Example: ThreadpoolSearchQueueAverage and 5xxErrors alarms notify when query concurrency is high or query failures occur frequently.

• Storage Capacity: alarm when storage capacity is approaching limits, preventing data loss and ensuring cluster stability.

Example: FreeStorageSpace alarm notifies when a node’s free storage space is critically low.

• Cluster Health: Monitor the overall health status of the cluster.

Example: ClusterStatusRed: This alarm goes off when a crucial part of your data storage system is missing or not working, indicating a serious problem that needs immediate attention. ClusterStatusYellow: This alarm alarms you when a backup part of your data storage system is missing or not working, signaling a potential risk but not an emergency.

• JVM Memory Pressure: Detect high JVM memory usage, which could lead to out-of-memory errors.

Example: JVMMemoryPressure and OldGenJVMMemoryPressure alarms notify when JVM memory pressure is critically high.

• Snapshot Failures: Identify issues with automated snapshots, crucial for data backup and recovery.

Example: AutomatedSnapshotFailure alarm notifies if an automated snapshot fails.

• Anomaly Detection and Plugins Health: Monitor the health of various plugins and anomaly detection features.

Example: ADPluginUnhealthy and SQLUnhealthy alarms notify if the anomaly detection or SQL plugins are not functioning correctly.

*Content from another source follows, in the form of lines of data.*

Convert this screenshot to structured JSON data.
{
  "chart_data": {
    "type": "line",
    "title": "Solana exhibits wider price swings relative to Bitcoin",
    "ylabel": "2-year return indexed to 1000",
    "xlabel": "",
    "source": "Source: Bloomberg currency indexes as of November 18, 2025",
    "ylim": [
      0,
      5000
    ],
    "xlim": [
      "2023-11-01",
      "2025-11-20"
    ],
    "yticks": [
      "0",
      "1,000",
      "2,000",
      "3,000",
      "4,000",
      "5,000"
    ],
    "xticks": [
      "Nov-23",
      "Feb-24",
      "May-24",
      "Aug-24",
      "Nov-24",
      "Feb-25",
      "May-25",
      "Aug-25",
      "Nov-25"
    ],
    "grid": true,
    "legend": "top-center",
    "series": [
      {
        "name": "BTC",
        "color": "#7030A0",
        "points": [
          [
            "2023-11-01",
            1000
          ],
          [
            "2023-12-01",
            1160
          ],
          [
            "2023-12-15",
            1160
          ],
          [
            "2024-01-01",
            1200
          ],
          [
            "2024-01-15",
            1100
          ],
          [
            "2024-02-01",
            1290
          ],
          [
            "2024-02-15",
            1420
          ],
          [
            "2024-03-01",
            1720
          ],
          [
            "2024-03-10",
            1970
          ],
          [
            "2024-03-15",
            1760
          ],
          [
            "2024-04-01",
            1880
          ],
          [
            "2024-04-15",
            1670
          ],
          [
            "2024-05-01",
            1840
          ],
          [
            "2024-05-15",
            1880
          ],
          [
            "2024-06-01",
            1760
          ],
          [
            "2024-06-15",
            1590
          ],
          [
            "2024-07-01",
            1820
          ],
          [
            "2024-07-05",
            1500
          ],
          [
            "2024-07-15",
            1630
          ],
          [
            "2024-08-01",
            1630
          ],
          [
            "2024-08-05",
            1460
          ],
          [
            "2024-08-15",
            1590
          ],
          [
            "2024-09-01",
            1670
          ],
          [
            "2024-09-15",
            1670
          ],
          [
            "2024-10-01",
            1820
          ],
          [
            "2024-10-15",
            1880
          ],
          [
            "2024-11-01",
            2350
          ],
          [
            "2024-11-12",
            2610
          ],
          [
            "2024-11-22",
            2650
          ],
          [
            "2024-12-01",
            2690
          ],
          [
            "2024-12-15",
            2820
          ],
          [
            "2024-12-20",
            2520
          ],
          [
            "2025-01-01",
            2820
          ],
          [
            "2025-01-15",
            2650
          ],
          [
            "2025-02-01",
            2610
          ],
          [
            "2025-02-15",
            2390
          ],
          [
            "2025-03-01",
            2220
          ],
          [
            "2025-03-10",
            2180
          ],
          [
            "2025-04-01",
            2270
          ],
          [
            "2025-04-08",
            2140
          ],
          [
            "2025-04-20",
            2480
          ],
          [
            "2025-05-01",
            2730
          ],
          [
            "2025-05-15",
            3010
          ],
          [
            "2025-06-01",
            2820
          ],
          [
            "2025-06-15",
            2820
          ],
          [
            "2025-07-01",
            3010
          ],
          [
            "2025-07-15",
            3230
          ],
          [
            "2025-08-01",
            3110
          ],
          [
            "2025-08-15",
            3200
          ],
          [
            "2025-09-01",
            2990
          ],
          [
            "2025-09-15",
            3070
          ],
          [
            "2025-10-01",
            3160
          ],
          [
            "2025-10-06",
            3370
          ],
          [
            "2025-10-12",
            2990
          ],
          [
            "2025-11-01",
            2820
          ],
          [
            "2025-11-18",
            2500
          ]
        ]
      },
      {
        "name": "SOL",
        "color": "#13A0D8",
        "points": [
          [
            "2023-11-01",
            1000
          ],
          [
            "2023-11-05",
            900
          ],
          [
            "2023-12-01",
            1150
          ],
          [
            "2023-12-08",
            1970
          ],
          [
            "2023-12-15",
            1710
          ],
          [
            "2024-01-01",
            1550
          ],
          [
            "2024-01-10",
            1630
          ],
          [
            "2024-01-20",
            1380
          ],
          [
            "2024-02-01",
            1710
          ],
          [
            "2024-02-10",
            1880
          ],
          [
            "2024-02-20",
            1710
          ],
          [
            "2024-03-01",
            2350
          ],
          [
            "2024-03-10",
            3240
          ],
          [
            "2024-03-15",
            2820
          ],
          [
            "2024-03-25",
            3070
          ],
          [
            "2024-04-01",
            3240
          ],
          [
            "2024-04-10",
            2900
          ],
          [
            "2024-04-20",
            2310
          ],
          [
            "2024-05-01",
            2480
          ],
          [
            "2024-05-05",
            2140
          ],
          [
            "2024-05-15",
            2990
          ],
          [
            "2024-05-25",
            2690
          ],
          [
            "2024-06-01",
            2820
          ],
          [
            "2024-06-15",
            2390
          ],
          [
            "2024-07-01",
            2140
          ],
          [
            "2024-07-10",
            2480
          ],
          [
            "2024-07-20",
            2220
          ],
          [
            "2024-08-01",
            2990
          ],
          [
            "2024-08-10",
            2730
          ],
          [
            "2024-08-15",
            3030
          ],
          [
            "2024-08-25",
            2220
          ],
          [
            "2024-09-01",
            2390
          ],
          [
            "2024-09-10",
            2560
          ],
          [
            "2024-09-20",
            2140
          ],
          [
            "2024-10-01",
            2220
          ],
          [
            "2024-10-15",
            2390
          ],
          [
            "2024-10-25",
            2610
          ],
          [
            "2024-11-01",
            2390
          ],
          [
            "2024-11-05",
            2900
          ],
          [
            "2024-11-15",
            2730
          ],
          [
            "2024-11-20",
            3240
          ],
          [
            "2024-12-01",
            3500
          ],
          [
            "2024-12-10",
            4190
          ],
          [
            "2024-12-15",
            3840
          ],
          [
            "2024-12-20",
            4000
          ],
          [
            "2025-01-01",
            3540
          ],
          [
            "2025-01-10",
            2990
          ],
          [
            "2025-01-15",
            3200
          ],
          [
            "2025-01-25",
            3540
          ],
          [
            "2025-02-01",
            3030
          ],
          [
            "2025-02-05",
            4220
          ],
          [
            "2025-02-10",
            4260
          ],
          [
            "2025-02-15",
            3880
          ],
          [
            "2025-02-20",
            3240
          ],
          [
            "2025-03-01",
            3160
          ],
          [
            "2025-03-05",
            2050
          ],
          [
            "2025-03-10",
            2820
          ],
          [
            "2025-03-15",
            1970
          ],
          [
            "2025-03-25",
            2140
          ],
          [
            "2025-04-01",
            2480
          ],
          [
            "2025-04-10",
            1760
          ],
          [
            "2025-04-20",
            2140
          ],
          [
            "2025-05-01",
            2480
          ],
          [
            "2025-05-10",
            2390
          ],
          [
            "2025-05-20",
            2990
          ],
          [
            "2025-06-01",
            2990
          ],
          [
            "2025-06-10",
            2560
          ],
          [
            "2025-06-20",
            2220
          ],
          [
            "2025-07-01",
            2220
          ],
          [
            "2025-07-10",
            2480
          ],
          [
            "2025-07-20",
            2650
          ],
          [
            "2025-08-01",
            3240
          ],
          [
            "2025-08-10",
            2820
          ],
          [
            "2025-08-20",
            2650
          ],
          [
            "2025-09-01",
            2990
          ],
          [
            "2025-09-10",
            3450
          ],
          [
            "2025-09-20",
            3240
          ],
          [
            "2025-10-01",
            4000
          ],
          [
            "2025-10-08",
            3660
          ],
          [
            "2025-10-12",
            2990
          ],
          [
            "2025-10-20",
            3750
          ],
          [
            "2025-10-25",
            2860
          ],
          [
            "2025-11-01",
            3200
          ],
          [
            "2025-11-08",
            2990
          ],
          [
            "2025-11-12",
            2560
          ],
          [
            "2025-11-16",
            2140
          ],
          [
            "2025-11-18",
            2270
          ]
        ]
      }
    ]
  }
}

Implementing CloudWatch alarms with Terraform

To streamline the process of setting up alarms, we've prepared Terraform code that creates all recommended alarms as per AWS documentation. Here's how to use it:

1. Clone the repository: git clone https://github.com/tecracer/opensearch.git
2. Navigate to the alarms directory: cd opensearch/opensearch-alarms
3. Review and modify the terraform.tfvars file to match your OpenSearch cluster setup
4. Run terraform apply to create the alarms

Note: You don't need to set up all alarms if you're not using certain features (e.g., plugins, UltraWarm, or master nodes). Review the descriptions and comment out unnecessary alarms as needed.

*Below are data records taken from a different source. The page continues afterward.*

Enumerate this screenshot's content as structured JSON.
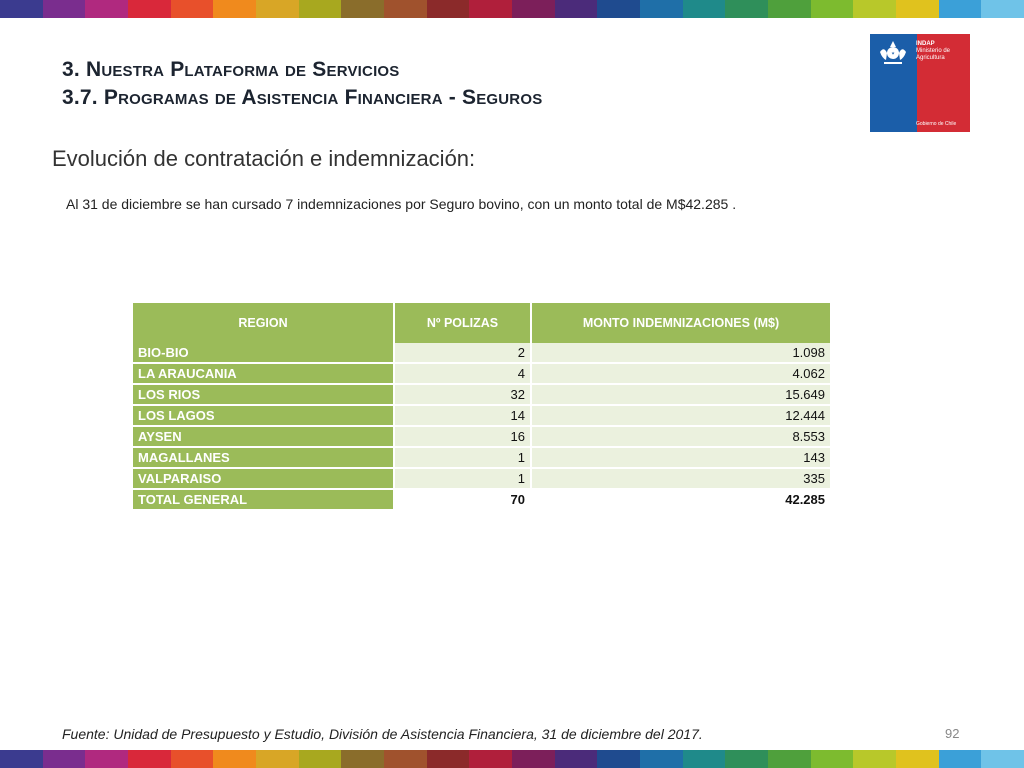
{
  "header": {
    "title_line1": "3. Nuestra Plataforma de Servicios",
    "title_line2": "3.7. Programas de Asistencia Financiera - Seguros"
  },
  "logo": {
    "org": "INDAP",
    "org_sub1": "Ministerio de",
    "org_sub2": "Agricultura",
    "gov": "Gobierno de Chile"
  },
  "content": {
    "subtitle": "Evolución de contratación e indemnización:",
    "note": "Al 31 de diciembre se han cursado 7 indemnizaciones por Seguro bovino, con un monto total de M$42.285 ."
  },
  "table": {
    "headers": [
      "REGION",
      "Nº POLIZAS",
      "MONTO INDEMNIZACIONES (M$)"
    ],
    "rows": [
      {
        "region": "BIO-BIO",
        "polizas": "2",
        "monto": "1.098"
      },
      {
        "region": "LA ARAUCANIA",
        "polizas": "4",
        "monto": "4.062"
      },
      {
        "region": "LOS RIOS",
        "polizas": "32",
        "monto": "15.649"
      },
      {
        "region": "LOS LAGOS",
        "polizas": "14",
        "monto": "12.444"
      },
      {
        "region": "AYSEN",
        "polizas": "16",
        "monto": "8.553"
      },
      {
        "region": "MAGALLANES",
        "polizas": "1",
        "monto": "143"
      },
      {
        "region": "VALPARAISO",
        "polizas": "1",
        "monto": "335"
      }
    ],
    "total": {
      "region": "TOTAL GENERAL",
      "polizas": "70",
      "monto": "42.285"
    }
  },
  "footer": {
    "source": "Fuente: Unidad de Presupuesto y Estudio, División de Asistencia Financiera, 31 de diciembre del 2017.",
    "page_number": "92"
  },
  "colors": {
    "table_header": "#9bbb59",
    "table_cell": "#ebf1de",
    "logo_blue": "#1b5ea9",
    "logo_red": "#d32c35",
    "stripe": [
      "#3b3b8f",
      "#7a2d8e",
      "#b0297f",
      "#d9283a",
      "#e8502b",
      "#f08a1d",
      "#d8a626",
      "#a8a81f",
      "#8a6d2b",
      "#a0522d",
      "#8b2a2a",
      "#b01f3b",
      "#7c1f5a",
      "#4b2b7a",
      "#1f4b8f",
      "#1f6fa8",
      "#1f8a8a",
      "#2f8f5a",
      "#4fa03c",
      "#7dbb2f",
      "#b8c82a",
      "#e0c21e",
      "#3ba0d8",
      "#6fc3e8"
    ]
  }
}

For more details, see the GitHub repository.

Example alarm

resource "aws_cloudwatch_metric_alarm" "cluster_status_red" {
  alarm_name          = "ClusterStatusRed"
  comparison_operator = "GreaterThanOrEqualToThreshold"
  evaluation_periods  = "1"
  metric_name         = "ClusterStatus.red"
  namespace           = "AWS/ES"
  period              = "60"
  statistic           = "Maximum"
  threshold           = "1"
  alarm_description   = "Cluster status is red"
  alarm_actions       = [aws_sns_topic.alarms.arn]
  ok_actions          = [aws_sns_topic.alarms.arn]
  dimensions = {
    DomainName = var.domain_name
    ClientId   = data.aws_caller_identity.current.account_id
  }
}

This alarm triggers when the cluster status turns red, indicating that at least one primary shard and its replicas are not allocated to a node.

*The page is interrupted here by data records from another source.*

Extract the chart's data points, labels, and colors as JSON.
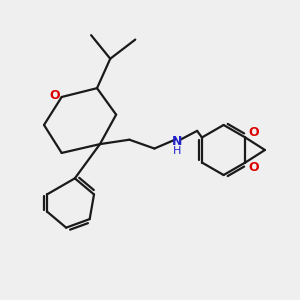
{
  "bg_color": "#efefef",
  "bond_color": "#1a1a1a",
  "o_color": "#dd0000",
  "n_color": "#2222cc",
  "line_width": 1.6,
  "figsize": [
    3.0,
    3.0
  ],
  "dpi": 100,
  "xlim": [
    0,
    10
  ],
  "ylim": [
    0,
    10
  ]
}
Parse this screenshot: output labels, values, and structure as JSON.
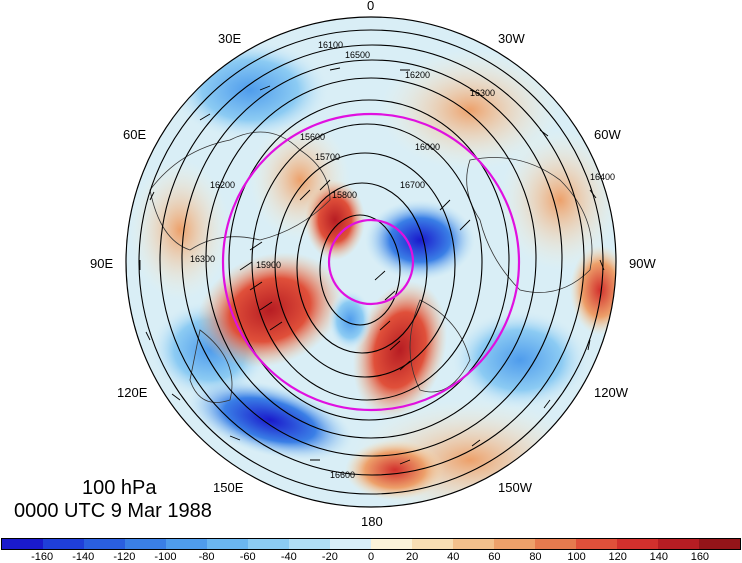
{
  "title": {
    "level": "100 hPa",
    "time": "0000 UTC 9 Mar 1988"
  },
  "longitude_labels": {
    "top": "0",
    "top_right": "30W",
    "upper_right": "60W",
    "right": "90W",
    "lower_right": "120W",
    "bottom_right": "150W",
    "bottom": "180",
    "bottom_left": "150E",
    "lower_left": "120E",
    "left": "90E",
    "upper_left": "60E",
    "top_left": "30E"
  },
  "contour_labels": [
    "16100",
    "16500",
    "16200",
    "16300",
    "16400",
    "16600",
    "15900",
    "16000",
    "16700",
    "15800",
    "15700",
    "15600",
    "16300",
    "16200"
  ],
  "colorbar": {
    "labels": [
      "-160",
      "-140",
      "-120",
      "-100",
      "-80",
      "-60",
      "-40",
      "-20",
      "0",
      "20",
      "40",
      "60",
      "80",
      "100",
      "120",
      "140",
      "160"
    ],
    "colors": [
      "#1a1acc",
      "#1f3fd9",
      "#2a5fe0",
      "#3a7fe6",
      "#4f9cec",
      "#6bb6f0",
      "#8ccbf3",
      "#b1def6",
      "#d8eef8",
      "#fbf3da",
      "#f8deb4",
      "#f3c08c",
      "#eda06a",
      "#e67a4e",
      "#e0503a",
      "#d2302d",
      "#b71d23",
      "#931419"
    ]
  },
  "overlay_colors": {
    "contours": "#000000",
    "circles": "#e010e0",
    "land_outline": "#333333"
  }
}
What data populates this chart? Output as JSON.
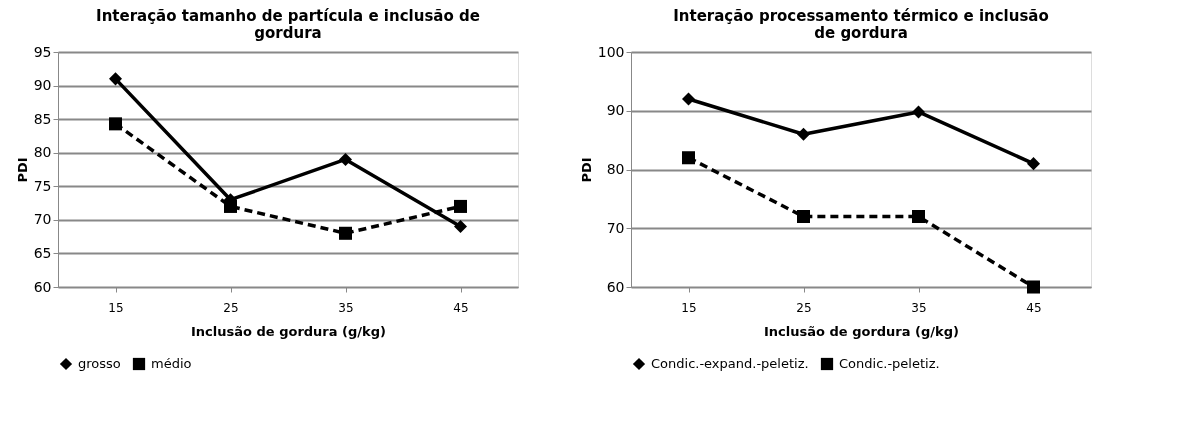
{
  "chart_data": [
    {
      "type": "line",
      "title": "Interação tamanho de partícula e inclusão de gordura",
      "xlabel": "Inclusão de gordura (g/kg)",
      "ylabel": "PDI",
      "categories": [
        "15",
        "25",
        "35",
        "45"
      ],
      "ylim": [
        60,
        95
      ],
      "yticks": [
        60,
        65,
        70,
        75,
        80,
        85,
        90,
        95
      ],
      "grid": "y",
      "legend": "bottom",
      "series": [
        {
          "name": "grosso",
          "color": "#000000",
          "values": [
            91,
            73,
            79,
            69
          ],
          "marker": "diamond",
          "line_style": "solid"
        },
        {
          "name": "médio",
          "color": "#000000",
          "values": [
            84.3,
            72,
            68,
            72
          ],
          "marker": "square",
          "line_style": "dashed"
        }
      ]
    },
    {
      "type": "line",
      "title": "Interação processamento térmico e inclusão de gordura",
      "xlabel": "Inclusão de gordura (g/kg)",
      "ylabel": "PDI",
      "categories": [
        "15",
        "25",
        "35",
        "45"
      ],
      "ylim": [
        60,
        100
      ],
      "yticks": [
        60,
        70,
        80,
        90,
        100
      ],
      "grid": "y",
      "legend": "bottom",
      "series": [
        {
          "name": "Condic.-expand.-peletiz.",
          "color": "#000000",
          "values": [
            92,
            86,
            89.8,
            81
          ],
          "marker": "diamond",
          "line_style": "solid"
        },
        {
          "name": "Condic.-peletiz.",
          "color": "#000000",
          "values": [
            82,
            72,
            72,
            60
          ],
          "marker": "square",
          "line_style": "dashed"
        }
      ]
    }
  ]
}
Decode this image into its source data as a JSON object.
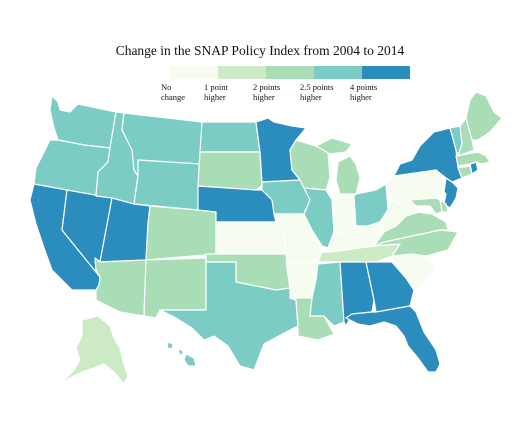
{
  "title": "Change in the SNAP Policy Index from 2004 to 2014",
  "legend": {
    "items": [
      {
        "line1": "No",
        "line2": "change",
        "color": "#f7fcf0"
      },
      {
        "line1": "1 point",
        "line2": "higher",
        "color": "#ccebc5"
      },
      {
        "line1": "2 points",
        "line2": "higher",
        "color": "#a8ddb5"
      },
      {
        "line1": "2.5 points",
        "line2": "higher",
        "color": "#7bccc4"
      },
      {
        "line1": "4 points",
        "line2": "higher",
        "color": "#2b8cbe"
      }
    ]
  },
  "palette": {
    "none": "#f7fcf0",
    "one": "#ccebc5",
    "two": "#a8ddb5",
    "twohalf": "#7bccc4",
    "four": "#2b8cbe"
  },
  "states": {
    "WA": "twohalf",
    "OR": "twohalf",
    "CA": "four",
    "NV": "four",
    "ID": "twohalf",
    "MT": "twohalf",
    "WY": "twohalf",
    "UT": "four",
    "AZ": "two",
    "CO": "two",
    "NM": "two",
    "ND": "twohalf",
    "SD": "two",
    "NE": "four",
    "KS": "none",
    "OK": "two",
    "TX": "twohalf",
    "MN": "four",
    "IA": "twohalf",
    "MO": "none",
    "AR": "none",
    "LA": "two",
    "WI": "two",
    "IL": "twohalf",
    "MI": "two",
    "IN": "none",
    "OH": "twohalf",
    "KY": "none",
    "TN": "one",
    "MS": "twohalf",
    "AL": "four",
    "GA": "four",
    "FL": "four",
    "SC": "none",
    "NC": "two",
    "VA": "two",
    "WV": "none",
    "PA": "none",
    "NY": "four",
    "VT": "twohalf",
    "NH": "two",
    "ME": "two",
    "MA": "two",
    "RI": "four",
    "CT": "two",
    "NJ": "four",
    "DE": "two",
    "MD": "two",
    "AK": "one",
    "HI": "twohalf"
  }
}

You can view the status of alarms in the CloudWatch console and receive the necessary notifications using the SNS topic.

Cost Considerations

Implementing these CloudWatch alarms incurs a small additional cost:

• Approximately $0.10 per month per metric
• Total cost for all 38 metrics: approximately $3.80 per month

This minimal investment provides substantial value in terms of improved monitoring and reduced downtime risk.

Conclusion

Effective monitoring of Amazon OpenSearch Service is essential for maintaining high performance, reliability, and user satisfaction. By leveraging CloudWatch metrics and alarms, you can gain deep insights into your cluster’s health and performance, enabling proactive issue resolution.

The provided Terraform code simplifies the process of setting up comprehensive monitoring, allowing you to focus on deriving value from your OpenSearch cluster rather than managing its underlying infrastructure.

Remember to regularly review and adjust your monitoring setup as your usage patterns and requirements evolve, ensuring that your Amazon OpenSearch Service continues to meet your needs.